Le Niger franchit une étape décisive avec l’officialisation de la Timersoï Uranium Mining Company (TSUMCO). Cette nouvelle entité nationale est désormais chargée de prendre les rênes de l’exploitation des gisements d’uranium d’Arlit, situés dans le nord du pays. Cette création marque simultanément la fin d’une concession historique détenue par le groupe français Orano, anciennement Areva, sur l’un des bassins miniers les plus stratégiques du Sahel. Cette orientation s’inscrit pleinement dans la politique de réappropriation des ressources naturelles initiée par les autorités de transition à Niamey.
TSUMCO : l’ère de la gestion nationale pour l’uranium d’Arlit
La mise en place de TSUMCO reflète la volonté affirmée du gouvernement nigérien d’intégrer l’ensemble de la chaîne de valeur d’un minerai aussi stratégique que l’uranium. Le site d’Arlit, en activité depuis le début des années 1970, a longtemps été un fournisseur essentiel pour l’approvisionnement français en combustible nucléaire civil. Son passage sous l’égide d’une compagnie publique nigérienne modifie en profondeur la structure capitalistique : l’État, auparavant un actionnaire minoritaire ou un partenaire technique, devient désormais l’opérateur direct.

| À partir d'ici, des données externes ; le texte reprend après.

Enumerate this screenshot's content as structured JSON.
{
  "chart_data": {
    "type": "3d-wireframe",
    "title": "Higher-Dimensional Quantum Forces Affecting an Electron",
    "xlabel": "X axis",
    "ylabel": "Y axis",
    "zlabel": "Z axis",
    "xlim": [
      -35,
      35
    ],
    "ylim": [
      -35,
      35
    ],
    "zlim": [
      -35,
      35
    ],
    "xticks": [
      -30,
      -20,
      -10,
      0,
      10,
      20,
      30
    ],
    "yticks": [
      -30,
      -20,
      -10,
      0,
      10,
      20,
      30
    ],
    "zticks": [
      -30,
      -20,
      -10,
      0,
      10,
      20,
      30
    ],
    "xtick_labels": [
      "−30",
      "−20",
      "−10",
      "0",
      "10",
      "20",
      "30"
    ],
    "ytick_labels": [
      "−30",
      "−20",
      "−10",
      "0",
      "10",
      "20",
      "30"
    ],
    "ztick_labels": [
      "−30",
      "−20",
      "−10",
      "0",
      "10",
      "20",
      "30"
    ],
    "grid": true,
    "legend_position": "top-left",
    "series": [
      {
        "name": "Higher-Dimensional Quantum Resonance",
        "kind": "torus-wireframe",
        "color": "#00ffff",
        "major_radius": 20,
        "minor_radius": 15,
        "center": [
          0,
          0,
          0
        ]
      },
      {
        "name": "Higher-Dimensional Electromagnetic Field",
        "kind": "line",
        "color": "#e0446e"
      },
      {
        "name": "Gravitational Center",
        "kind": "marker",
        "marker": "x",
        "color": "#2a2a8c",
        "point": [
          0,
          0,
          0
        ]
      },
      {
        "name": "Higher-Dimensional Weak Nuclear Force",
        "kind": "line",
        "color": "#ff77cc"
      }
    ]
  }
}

Cette transition soulève une multitude de questions opérationnelles. L’exploitation d’un gisement uranifère exige une expertise de pointe, le respect de protocoles de radioprotection stricts et l’accès à des débouchés commerciaux fiables. TSUMCO devra rapidement définir ses orientations industrielles, qu’il s’agisse de la gestion des effectifs locaux, de la maintenance des infrastructures ou du choix de potentiels partenaires techniques pour les processus de conversion et d’exportation du minerai.
Orano tourne la page d’un demi-siècle au Niger
Pour Orano, la perte de la concession d’Arlit clôt un chapitre de plus de cinquante ans. Le groupe, héritier de la Cogema puis d’Areva, opérait au Niger via deux filiales emblématiques, la Société des mines de l’Aïr (Somaïr) et la Compagnie minière d’Akouta (Cominak), cette dernière ayant déjà cessé ses activités en 2021. Depuis les événements de juillet 2023 et la dégradation des relations entre Paris et Niamey, la situation des actifs français dans le pays n’a cessé de se détériorer.
Le retrait du permis d’exploitation du gisement d’Imouraren, annoncé plus tôt en 2024, avait déjà envoyé un signal clair. La fin de la concession d’Arlit confirme désormais l’intention du Niger de s’éloigner durablement de la coopération minière avec son partenaire historique. Ce différend pourrait se poursuivre sur le terrain juridique international, Orano ayant déjà initié des procédures arbitrales concernant d’autres dossiers nigériens.
Affirmer la souveraineté minière et explorer de nouvelles alliances
L’établissement de TSUMCO s’inscrit dans une dynamique régionale plus vaste. Au Mali, tout comme au Burkina Faso, les gouvernements issus des transitions militaires multiplient les révisions de codes miniers, les renégociations de conventions et l’augmentation des participations publiques dans les projets extractifs. Le trio sahélien, désormais uni au sein de l’Alliance des États du Sahel (AES), revendique une gestion souveraine de ses richesses minières.
Pour Niamey, l’objectif est également de diversifier ses acheteurs. La Russie, la Chine, la Turquie et certains pays du Golfe sont régulièrement mentionnés comme de potentiels interlocuteurs pour les minerais stratégiques du Sahel. L’uranium nigérien, qui représentait ces dernières années environ un cinquième des approvisionnements de l’Union européenne, pourrait ainsi voir ses flux commerciaux profondément modifiés. Les contrats à long terme conclus avec EDF et d’autres électriciens européens devront être réexaminés à la lumière de cette nouvelle architecture.
Subsiste la question des retombées budgétaires. L’uranium, souvent critiqué pour sa contribution jugée faible aux finances publiques nigériennes, pourrait, sous une gestion nationale directe, générer des marges plus importantes. Cela dépendra de la capacité de TSUMCO à sécuriser des marchés solvables et à maîtriser ses coûts. À court terme, la continuité de l’exploitation, la préservation des emplois locaux et la sécurité radiologique du site représentent les défis opérationnels immédiats.
Ce dossier illustre la profondeur du repositionnement géoéconomique en cours dans le Sahel central. Au-delà du symbole, la création de TSUMCO engage le Niger sur une voie exigeante, où la souveraineté affichée devra se concrétiser par une performance industrielle tangible.